Bifidobacteria are a minor fraction of the human colon microbiota with interesting properties for carbohydrate degradation. Monosaccharides such as glucose and fructose are degraded through the bifid shunt, a dedicated pathway involving phosphoketolase activity. Its stoechiometry learns that three moles of acetate and two moles of lactate are produced per two moles of glucose or fructose that are degraded. However, deviations from this 3 : 2 ratio occur, depending on the rate of substrate consumption. Slower growth rates favour the production of acetate and pyruvate catabolites (such as formate) at the cost of lactate. Interestingly, bifidobacteria are capable to degrade inulin-type fructans (ITF) (oligofructose and inulin) and arabinoxylan-oligosaccharides (AXOS). Beta-fructofuranosidase activity enables bifidobacteria to degrade ITF. However, this property is strain-dependent.

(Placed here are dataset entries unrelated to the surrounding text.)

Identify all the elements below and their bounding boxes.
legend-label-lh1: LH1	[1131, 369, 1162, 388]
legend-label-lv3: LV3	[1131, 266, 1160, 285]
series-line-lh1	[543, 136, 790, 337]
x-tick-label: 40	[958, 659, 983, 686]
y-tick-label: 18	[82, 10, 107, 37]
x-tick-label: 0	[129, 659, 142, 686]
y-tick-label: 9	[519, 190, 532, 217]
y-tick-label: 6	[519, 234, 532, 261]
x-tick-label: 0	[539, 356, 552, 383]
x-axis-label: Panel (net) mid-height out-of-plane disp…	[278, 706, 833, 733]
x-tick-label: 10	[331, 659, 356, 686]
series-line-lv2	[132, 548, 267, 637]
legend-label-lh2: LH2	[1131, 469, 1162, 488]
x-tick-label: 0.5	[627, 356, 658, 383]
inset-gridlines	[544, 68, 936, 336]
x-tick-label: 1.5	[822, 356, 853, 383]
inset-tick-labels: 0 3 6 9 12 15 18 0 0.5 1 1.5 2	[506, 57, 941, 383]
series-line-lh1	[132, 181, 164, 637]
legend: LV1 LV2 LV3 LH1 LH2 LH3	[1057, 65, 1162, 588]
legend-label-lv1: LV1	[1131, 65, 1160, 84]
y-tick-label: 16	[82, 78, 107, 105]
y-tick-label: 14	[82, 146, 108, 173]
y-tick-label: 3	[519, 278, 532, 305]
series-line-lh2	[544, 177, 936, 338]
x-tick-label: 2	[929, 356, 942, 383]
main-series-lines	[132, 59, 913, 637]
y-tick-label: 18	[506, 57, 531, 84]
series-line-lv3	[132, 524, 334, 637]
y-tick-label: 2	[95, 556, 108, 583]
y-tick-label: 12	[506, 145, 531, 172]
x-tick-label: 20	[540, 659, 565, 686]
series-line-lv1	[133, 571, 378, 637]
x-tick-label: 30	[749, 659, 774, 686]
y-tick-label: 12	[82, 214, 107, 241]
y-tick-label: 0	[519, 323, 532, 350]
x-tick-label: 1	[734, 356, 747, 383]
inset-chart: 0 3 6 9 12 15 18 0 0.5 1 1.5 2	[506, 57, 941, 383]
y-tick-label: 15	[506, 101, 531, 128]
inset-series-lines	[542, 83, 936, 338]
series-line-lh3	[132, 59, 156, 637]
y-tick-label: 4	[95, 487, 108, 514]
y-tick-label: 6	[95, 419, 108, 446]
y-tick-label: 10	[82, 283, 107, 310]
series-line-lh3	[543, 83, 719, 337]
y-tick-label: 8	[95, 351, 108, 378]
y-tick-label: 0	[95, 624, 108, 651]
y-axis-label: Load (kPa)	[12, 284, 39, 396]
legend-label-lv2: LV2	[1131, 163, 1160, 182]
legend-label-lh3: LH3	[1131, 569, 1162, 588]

Some strains consume both fructose and oligofructose, with different preferences and degradation rates. Small oligosaccharides (degree of polymerization or DP of 2-7) are taken up, in a sequential order, indicating intracellular degradation and as such giving these bacteria a competitive advantage towards other inulin-type fructan degraders such as lactobacilli, bacteroides and roseburias. Other strains consume long fractions of oligofructose and inulin. Exceptionally, oligosaccharides with a DP of up to 20 (long-chain inulin) are consumed by specific strains. Also, the degradation of AXOS by α-arabinofuranosidase and β-xylosidase is strain-dependent. Particular strains consume the arabinose substituents, whether or not together with a consumption of the xylose backbones of AXOS, either up to xylotetraose or higher and either extra- or intracellularly. The production of high amounts of acetate that accompanies inulin-type fructan degradation by bifidobacteria cross-feeds other colon bacteria involved in the production of butyrate. However, bifidobacterial strain-dependent differences in prebiotic degradation indicate the existence of niche-specific adaptations and hence mechanisms to avoid competition among each other and to favour coexistence with other colon bacteria.